In the world of my novels, for instance, we never visit England because it is part of a fascist European Federation whose borders the heroine is not allowed to cross; in my alternate England, moreover, there is certainly no longer any such thing as Woolworth's. Frisch on working conditions in the 1930s at Birkbeck College:
Of course I had been spoiled at Stern's institute where two first-rate mechanics and a good glass-blower were at our disposal, as well as a supply of up-to-date instruments and materials. I remember writing home from England that to build equipment was so much patchwork and make-do that after a few weeks of it my imagination boggled at the thought of asking for a piece of rubber tube 18 inches long! What saved me was the existence of Woolworth's. In those days no item cost more than sixpence.

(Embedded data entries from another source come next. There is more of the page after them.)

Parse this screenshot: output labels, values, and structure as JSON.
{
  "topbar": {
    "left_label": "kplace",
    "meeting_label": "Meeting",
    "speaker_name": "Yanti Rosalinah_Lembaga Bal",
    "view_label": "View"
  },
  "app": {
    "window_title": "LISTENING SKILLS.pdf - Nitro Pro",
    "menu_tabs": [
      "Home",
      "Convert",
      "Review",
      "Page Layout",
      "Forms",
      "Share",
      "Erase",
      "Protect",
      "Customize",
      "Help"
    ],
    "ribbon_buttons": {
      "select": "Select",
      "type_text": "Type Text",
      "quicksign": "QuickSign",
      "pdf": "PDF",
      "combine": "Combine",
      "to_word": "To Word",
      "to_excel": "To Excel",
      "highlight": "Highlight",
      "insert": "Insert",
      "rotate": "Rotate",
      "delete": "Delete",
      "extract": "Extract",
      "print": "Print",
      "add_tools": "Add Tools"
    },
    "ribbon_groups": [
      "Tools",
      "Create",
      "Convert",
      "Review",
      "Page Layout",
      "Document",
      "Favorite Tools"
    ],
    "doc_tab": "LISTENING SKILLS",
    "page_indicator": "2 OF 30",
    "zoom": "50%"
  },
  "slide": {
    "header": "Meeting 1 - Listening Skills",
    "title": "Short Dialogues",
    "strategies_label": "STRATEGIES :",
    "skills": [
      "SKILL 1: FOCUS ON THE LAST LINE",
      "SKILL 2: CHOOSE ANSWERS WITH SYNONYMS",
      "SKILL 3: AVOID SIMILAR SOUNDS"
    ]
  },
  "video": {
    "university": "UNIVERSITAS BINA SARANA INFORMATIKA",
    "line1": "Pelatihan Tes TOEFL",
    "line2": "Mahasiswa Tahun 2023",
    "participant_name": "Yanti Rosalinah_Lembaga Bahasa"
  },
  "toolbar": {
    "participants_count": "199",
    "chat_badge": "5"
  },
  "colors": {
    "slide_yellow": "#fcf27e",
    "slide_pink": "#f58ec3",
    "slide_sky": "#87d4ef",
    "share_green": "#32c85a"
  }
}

Admittedly a pair of socks cost a shilling; but Houtermans once insisted on buying one sock, explaining that it was a present for somebody who had only one leg. One could buy almost anything there. Once I bought a piece of ladies' black underwear; it was the easiest way of getting hold of some smooth black fabric for lining my cloud chamber. I didn't have the courage to charge the laboratory for that particular purchase.A novel set and published in the late 1940s that includes a good description of what can be bought at Woolworth's: Josephine Tey's Brat Farrar!
Sadly, an England without Woolworth's is no longer an alternate England. One less place for this poor graduate student to find cheap bin candy on her research trips.